As you can see, my mind is on overdrive right now — worrying, wondering, hoping, praying. I know what I should do — take it one day at a time, be positive, and have faith that it will be OK. I go in and out of moments of peace. I know that for now, he is healthy. I know that for now, he is safe. I know that there are so many women who deal with much more complicated situations during pregnancy and babies who have life-threatening conditions.
But fear is fear. Worry is worry. I don’t wish to contend in the “which pregnancy is scarier” competition. Even with a completely normal pregnancy, expectant mothers fear the worst and pray for the best. The onset of issues in this pregnancy only heightens anxiety and crowds my thoughts.
So what now? I do believe in setting a goal, writing it down, making it a living, breathing thing. So, on my mirror, I wrote these words:
I will carry this baby to 37 weeks. I will do what it takes, no matter how bad it sucks.

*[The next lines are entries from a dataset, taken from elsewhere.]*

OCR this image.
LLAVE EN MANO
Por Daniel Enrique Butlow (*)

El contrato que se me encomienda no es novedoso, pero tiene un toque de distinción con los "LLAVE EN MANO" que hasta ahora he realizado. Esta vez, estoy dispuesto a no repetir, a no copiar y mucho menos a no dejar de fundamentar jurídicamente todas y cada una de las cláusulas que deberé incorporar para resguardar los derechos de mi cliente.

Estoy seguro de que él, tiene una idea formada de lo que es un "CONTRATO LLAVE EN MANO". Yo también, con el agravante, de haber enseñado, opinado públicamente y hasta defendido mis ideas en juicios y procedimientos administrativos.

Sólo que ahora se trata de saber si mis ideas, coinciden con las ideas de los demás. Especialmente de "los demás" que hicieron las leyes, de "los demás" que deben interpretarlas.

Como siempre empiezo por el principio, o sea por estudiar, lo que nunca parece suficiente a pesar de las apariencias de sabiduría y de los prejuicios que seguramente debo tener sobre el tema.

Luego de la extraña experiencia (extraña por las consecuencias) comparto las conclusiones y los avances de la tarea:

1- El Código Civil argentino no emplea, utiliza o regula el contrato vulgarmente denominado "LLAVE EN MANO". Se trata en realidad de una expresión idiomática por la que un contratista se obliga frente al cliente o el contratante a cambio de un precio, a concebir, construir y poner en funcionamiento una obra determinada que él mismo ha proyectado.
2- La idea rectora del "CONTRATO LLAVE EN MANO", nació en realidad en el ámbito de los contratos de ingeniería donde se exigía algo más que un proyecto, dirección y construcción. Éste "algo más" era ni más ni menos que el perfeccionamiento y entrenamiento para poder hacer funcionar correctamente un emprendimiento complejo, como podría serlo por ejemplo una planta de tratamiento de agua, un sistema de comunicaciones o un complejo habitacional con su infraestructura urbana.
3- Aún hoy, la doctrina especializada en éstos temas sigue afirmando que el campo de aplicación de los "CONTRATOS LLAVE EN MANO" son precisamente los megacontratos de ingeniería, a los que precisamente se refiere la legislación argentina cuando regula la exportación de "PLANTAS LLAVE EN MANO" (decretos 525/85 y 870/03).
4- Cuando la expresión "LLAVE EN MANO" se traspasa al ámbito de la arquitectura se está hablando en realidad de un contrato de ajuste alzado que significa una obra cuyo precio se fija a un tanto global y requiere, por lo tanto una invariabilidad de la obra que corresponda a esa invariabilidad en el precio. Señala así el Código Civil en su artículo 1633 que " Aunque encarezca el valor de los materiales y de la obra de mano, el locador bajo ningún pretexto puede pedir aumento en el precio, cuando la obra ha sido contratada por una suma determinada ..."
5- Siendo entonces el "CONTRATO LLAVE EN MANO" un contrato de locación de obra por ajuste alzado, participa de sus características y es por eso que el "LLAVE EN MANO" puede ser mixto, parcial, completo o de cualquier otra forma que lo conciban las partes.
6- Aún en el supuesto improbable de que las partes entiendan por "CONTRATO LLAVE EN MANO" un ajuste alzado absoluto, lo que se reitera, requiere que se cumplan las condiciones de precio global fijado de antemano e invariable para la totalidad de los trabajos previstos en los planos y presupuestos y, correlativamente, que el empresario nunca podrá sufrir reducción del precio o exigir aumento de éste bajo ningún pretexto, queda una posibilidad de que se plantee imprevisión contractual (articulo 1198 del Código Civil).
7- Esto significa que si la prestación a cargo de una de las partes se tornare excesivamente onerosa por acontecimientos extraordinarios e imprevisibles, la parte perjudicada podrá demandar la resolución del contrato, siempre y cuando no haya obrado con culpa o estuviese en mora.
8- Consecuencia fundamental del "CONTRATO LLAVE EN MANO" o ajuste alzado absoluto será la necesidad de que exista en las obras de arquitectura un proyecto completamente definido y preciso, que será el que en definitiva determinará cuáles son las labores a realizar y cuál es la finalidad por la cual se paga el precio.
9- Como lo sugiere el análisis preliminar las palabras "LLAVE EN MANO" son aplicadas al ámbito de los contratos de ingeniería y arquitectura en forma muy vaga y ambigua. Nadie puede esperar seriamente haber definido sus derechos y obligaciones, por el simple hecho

I am thankful for my husband who listens to my endless complaining (if you thought this post was whiny…can you imagine what he hears?). I am thankful for all the doctors, nurses, medical staff, and physical therapists who are helping to keep us healthy. I am thankful for the opportunity to carry this little guy, knowing the pain of losing two pregnancies and the gift that children are to this world.
I am thankful. But I am worried. And that’s OK.